Post Author: Jeremy Krinsley

Black Lips used to be good because they were bad, both at playing their instruments and refraining from puking and pissing all over the place. It’s what made punk ass hipsters go ape shit wherever they rolled. With years on the road solidifying their instinctual style into solid garage punk, their reputation still precedes their abilities, so much so that they didn’t have to give fake blow jobs or make out or fuck up their parts or piss on those who flocked to Silent Barn on Friday to stir kids into a fuck-all frenzy that saw an ill-advised stage dive before the Lips even plugged in. Yep, the band swaggered atop its punk rock laurels, and the kids fawned all over the place –against each other, on top of each other– until this party was something between a riot and an orgy, though no one had enough space to really survey what in gods name was actually happening.

The “stage” was built out of plywood in two hours earlier that day, and it proved as raw as the bashed up knees of those, like me, who spent most of the set braced between its sharp corners and the sweaty crotches and hands pressing up for our prime real estate. There’s no question the Black Lips were way too big for Silent Barn.

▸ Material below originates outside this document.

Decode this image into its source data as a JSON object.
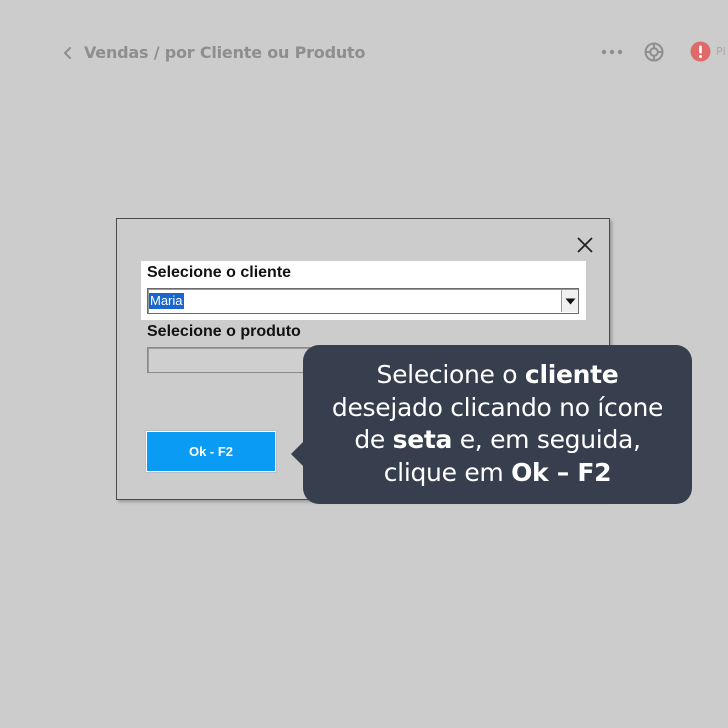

As they pounded through “Boomerang”, the PA speakers, stacked up eight feet, came a few stage dives from falling on a camp of drunk girls who probably wouldn’t have been able to stand if they weren’t surrounded completely by people they could fall on. Todd P (who may have ordered the stage’s construction to get this bad ass arm pit shot) saved said drunkbots and countless others, ordering interns and Vice kids to hold the equipment up for the rest of the set.

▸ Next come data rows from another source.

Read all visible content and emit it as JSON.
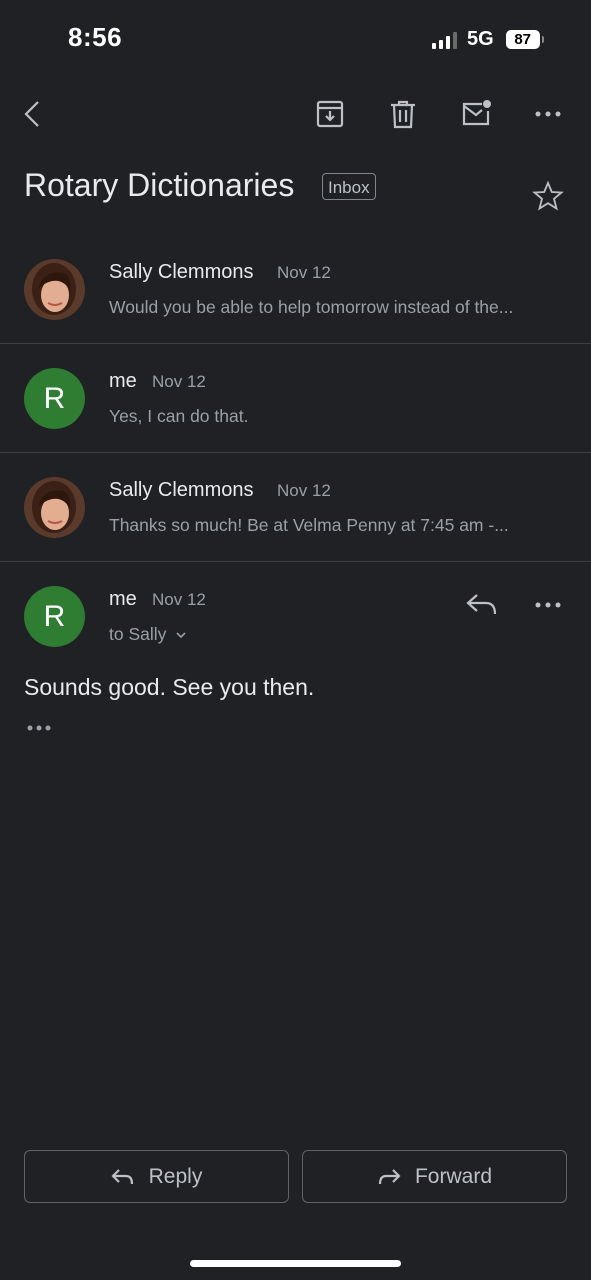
{
  "status_bar": {
    "time": "8:56",
    "network": "5G",
    "battery": "87"
  },
  "toolbar": {
    "icons": [
      "back-icon",
      "archive-icon",
      "trash-icon",
      "mark-unread-icon",
      "more-icon"
    ]
  },
  "thread": {
    "subject": "Rotary Dictionaries",
    "label": "Inbox"
  },
  "messages": [
    {
      "sender": "Sally Clemmons",
      "date": "Nov 12",
      "snippet": "Would you be able to help tomorrow instead of the..."
    },
    {
      "sender": "me",
      "avatar_letter": "R",
      "date": "Nov 12",
      "snippet": "Yes, I can do that."
    },
    {
      "sender": "Sally Clemmons",
      "date": "Nov 12",
      "snippet": "Thanks so much! Be at Velma Penny at 7:45 am -..."
    },
    {
      "sender": "me",
      "avatar_letter": "R",
      "date": "Nov 12",
      "to": "to Sally",
      "body": "Sounds good. See you then."
    }
  ],
  "actions": {
    "reply": "Reply",
    "forward": "Forward"
  },
  "colors": {
    "background": "#202124",
    "avatar_green": "#2e7d32",
    "divider": "#3c4043"
  }
}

And what a set it was. I’m a sucker for the somber hook in “Hippie, Hippie, Hoorah” and the Beatles-hawking in “Dirty Hands”, but most all their songs sound the same when you’re getting tossed around on top of people’s hands, or, in the case of one “punk rock-ribbed” shirtless dude, straight onto the concrete floor. It seemed that he noticed the clear divide between the violence in front of the stage and the more familiar apathetic calm in the crowd standing behind the band, but he mounted the stage to dive into that sea of tranquility anyway and got a couple black and blue badges for it.

Heat exhaustion was had by all, the set was cut short, and we all stumbled out into the mercifully cool early morning on Wyckoff Ave.